We have heard a lot this past year about the budget and I'm sure as we head into the election year we will hear even more about it. Don't let the fast talking politicians fool you with big numbers slick salesmanship. When they talk about cutting the budget, they don't really mean cutting all programs or line items, only certain ones. First off, Defense spending will probably not be seriously cut for several years and Congress has to be seen "supporting the troops." So that 25% is untouchable. Next, Healthcare is another budget item that cannot be reduced in any measurable amount. The largest portions of this item are Medicare and Medicaid which do not even provide minimal healthcare as it is. Last of the big ticket items is Pensions.
While these are a big portion of the governments spending, they are also self funded and liquid. This means that the payroll deductions of workers are supporting the payments going out, so there is nothing to cut here. So, we have 70% of the budget that cannot or will not be touched by anyone. To put that in dollars that is $2.6 trillion out of $3.7 trillion. Now to apply some grade school math... If we subtract the spending that will not or cannot be cut from the total spending we are left with $1.1 trillion of budget items to reduce spending on. If Defense, Healthcare, and Pensions are not reduced and we want to balance the budget we would have to eliminate ALL other government spending next year.

Now lets look at the remaining 30% of the pie and see if we can find some big savings in here. First off we have Welfare, most of this spending is on Food Stamps, Aid to Families with Dependent Children, and Unemployment. As we are currently in the longest and worst recession(depression?) ever with official unemployment at 9% and unofficially at 15% this is probably not something we would want to cut. As it is, these programs only give the most meager benefits. From my own experience, as a single person with no dependents and no income, I qualify for $200 per month in Food Stamps. Not exactly living high on the hog. Next largest spending is on interest on our National Debt. We have to pay our debt, so that 6% is out. Education and Transportation both come in at 3% of the budget. Both systems are crumbling and in great need of repair, if anything they need to be increased. Protection, at 2%, mostly deals with prisons and courts. I can't think of anyone who would want to cut these programs. And last we have General Government. This cover expenses of the Executive and Legislative branches. Lets get real, none of these people who write the budget are going to cut their own benefits. Realistically, even if we eliminated this entire expense it would not make a dent in the overall budget.
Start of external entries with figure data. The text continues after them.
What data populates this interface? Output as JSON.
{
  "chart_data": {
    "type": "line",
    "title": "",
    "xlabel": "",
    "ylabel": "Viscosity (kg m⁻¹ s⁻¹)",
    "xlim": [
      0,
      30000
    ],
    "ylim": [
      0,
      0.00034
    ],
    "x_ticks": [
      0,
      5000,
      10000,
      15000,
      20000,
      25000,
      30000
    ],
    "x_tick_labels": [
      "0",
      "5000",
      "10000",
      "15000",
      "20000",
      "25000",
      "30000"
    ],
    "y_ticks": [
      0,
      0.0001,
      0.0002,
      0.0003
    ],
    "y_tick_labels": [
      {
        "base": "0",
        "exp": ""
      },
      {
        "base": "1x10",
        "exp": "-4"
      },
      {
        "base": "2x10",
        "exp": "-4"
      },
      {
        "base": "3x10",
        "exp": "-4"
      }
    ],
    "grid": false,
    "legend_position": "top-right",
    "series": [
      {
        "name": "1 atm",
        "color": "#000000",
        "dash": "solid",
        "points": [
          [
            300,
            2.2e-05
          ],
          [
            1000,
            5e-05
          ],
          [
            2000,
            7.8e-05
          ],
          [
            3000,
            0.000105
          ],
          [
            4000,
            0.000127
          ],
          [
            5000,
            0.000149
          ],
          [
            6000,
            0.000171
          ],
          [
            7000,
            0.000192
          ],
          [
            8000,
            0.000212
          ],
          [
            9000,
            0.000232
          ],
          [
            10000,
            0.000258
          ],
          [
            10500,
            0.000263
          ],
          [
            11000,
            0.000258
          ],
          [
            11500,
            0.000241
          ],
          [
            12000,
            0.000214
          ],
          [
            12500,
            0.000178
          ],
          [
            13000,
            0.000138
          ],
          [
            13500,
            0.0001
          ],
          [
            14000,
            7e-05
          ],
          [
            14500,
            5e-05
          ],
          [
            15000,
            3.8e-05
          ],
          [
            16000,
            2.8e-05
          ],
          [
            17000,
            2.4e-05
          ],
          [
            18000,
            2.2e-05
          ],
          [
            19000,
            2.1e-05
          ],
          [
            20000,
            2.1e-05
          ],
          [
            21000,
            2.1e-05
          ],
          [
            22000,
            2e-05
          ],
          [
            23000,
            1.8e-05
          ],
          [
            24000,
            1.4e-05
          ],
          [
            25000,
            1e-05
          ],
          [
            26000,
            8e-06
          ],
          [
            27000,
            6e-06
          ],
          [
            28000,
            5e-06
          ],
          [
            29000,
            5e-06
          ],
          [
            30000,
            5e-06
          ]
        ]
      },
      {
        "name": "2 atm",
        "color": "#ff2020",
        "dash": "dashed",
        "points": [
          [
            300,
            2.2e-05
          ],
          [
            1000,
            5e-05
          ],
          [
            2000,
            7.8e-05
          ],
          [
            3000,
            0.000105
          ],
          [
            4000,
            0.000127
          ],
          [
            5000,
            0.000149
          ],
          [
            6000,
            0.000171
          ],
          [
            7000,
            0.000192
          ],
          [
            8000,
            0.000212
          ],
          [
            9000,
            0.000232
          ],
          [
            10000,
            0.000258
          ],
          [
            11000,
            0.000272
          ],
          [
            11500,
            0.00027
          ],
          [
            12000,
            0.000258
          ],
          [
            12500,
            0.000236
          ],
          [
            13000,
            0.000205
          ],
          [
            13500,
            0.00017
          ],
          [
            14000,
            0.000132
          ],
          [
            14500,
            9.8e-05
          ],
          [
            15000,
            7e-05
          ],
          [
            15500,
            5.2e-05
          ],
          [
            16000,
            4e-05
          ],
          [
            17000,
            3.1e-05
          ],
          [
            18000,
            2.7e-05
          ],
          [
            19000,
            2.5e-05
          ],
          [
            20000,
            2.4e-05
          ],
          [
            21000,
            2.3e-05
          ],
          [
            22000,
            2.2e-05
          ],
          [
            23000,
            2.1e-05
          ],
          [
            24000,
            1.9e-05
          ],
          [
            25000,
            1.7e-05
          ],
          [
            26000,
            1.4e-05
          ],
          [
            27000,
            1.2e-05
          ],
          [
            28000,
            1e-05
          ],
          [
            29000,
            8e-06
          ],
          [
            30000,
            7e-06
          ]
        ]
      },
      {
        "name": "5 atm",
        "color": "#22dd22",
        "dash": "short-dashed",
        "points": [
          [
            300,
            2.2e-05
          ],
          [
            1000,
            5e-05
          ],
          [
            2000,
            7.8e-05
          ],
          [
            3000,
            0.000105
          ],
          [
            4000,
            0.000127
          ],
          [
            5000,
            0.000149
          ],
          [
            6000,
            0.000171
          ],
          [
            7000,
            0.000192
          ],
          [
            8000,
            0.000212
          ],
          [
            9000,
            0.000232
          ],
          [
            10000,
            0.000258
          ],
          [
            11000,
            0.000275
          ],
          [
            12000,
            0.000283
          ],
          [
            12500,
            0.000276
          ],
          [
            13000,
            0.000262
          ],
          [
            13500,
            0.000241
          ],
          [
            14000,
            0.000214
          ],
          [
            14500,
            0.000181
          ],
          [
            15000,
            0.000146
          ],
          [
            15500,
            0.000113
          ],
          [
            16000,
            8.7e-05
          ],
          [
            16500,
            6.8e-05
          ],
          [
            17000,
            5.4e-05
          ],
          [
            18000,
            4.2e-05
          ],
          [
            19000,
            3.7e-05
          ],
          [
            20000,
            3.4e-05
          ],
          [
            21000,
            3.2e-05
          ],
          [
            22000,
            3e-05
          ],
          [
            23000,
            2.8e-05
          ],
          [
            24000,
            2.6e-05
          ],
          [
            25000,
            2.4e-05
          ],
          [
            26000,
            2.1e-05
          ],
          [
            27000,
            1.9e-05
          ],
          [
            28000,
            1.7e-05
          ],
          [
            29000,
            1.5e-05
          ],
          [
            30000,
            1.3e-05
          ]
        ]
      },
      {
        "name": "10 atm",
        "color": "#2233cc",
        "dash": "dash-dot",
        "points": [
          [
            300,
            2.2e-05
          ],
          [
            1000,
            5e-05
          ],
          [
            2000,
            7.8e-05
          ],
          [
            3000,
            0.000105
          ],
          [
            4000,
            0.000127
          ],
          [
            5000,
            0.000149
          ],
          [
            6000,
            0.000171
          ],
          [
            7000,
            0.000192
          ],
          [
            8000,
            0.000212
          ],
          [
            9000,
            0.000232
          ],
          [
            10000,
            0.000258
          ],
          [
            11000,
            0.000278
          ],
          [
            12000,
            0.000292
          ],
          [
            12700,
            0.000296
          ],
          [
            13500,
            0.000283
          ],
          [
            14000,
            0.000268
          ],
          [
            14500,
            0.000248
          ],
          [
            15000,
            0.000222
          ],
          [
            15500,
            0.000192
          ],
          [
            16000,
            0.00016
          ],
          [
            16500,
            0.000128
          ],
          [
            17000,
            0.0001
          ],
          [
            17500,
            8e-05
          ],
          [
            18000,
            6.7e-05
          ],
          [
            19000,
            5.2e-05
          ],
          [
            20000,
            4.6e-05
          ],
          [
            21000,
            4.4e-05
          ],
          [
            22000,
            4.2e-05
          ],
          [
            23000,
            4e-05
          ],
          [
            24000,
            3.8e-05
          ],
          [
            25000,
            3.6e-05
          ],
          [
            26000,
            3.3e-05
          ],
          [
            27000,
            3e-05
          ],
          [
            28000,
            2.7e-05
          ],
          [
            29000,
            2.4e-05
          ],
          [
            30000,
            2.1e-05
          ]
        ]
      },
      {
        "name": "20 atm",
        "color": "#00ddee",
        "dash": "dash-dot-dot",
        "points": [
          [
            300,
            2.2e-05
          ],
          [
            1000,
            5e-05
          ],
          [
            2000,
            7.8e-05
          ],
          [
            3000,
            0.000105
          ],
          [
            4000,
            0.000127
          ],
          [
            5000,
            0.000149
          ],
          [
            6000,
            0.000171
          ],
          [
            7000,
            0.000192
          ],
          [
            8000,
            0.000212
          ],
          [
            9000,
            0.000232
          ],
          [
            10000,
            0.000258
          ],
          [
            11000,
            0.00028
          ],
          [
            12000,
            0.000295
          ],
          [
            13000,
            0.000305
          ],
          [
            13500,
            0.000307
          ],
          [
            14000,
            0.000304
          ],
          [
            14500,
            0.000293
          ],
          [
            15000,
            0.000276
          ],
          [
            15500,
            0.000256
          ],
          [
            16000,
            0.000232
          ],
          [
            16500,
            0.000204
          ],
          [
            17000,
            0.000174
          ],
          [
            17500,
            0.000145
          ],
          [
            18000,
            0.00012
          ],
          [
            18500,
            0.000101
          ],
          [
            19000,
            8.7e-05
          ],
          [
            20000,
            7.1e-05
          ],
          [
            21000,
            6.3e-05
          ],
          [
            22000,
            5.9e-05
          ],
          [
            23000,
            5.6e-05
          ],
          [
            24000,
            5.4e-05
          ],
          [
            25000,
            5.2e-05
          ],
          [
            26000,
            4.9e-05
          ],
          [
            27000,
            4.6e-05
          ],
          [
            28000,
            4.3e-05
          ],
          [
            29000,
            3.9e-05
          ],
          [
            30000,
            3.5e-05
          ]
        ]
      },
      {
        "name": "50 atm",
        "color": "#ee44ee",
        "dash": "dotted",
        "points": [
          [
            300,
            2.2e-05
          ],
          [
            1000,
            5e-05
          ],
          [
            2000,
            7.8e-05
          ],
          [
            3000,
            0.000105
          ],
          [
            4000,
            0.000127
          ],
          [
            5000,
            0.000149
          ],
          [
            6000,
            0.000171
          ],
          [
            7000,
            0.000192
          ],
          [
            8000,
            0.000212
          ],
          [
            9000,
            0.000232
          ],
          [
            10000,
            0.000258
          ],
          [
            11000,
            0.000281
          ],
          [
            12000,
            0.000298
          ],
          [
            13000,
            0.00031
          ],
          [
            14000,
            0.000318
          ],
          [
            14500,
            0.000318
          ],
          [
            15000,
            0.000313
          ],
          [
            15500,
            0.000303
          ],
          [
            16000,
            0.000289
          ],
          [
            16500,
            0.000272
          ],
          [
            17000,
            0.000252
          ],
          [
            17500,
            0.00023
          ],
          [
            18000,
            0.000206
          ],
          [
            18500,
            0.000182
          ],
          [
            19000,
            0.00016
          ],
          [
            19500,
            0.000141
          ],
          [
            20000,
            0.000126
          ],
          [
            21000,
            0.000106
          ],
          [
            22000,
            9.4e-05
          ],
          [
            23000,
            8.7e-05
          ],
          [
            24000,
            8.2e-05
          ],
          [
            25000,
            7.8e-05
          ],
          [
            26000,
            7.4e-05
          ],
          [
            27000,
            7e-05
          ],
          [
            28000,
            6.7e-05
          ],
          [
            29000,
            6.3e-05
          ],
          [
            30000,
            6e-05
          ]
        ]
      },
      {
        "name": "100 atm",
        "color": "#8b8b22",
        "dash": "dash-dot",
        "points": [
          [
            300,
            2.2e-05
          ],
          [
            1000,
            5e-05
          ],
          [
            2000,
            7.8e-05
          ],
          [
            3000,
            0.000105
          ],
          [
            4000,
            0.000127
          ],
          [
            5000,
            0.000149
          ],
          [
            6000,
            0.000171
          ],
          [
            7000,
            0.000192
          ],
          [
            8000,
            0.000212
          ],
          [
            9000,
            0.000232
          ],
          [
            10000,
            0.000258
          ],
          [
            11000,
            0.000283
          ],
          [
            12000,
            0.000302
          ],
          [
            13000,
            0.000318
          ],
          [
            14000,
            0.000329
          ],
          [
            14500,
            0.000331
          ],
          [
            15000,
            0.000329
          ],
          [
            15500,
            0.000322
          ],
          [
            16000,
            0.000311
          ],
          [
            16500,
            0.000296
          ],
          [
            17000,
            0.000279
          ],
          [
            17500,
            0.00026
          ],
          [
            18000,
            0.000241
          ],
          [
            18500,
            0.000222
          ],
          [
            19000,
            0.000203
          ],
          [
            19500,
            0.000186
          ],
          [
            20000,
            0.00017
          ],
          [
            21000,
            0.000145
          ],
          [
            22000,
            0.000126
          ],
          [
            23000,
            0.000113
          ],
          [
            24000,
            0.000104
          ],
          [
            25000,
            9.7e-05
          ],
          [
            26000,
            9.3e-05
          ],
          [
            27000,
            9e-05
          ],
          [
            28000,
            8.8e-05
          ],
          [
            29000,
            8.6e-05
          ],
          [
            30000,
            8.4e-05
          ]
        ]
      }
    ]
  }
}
So, what's the answer? Here's the secret that no candidate will mention in the next year: Spending cuts cannot and will not ever balance the budget, only income increases will do it. That means more people paying more taxes. How do we get that? Not by reducing the taxes on the wealthy. They have been getting tax breaks under the Bush tax cuts for 10 years and look how many jobs they have created with all that money. Supply Side Economics, Trickle Down Economics, VooDoo Economics... whatever you like to call it, it is simply a lie and it does not work.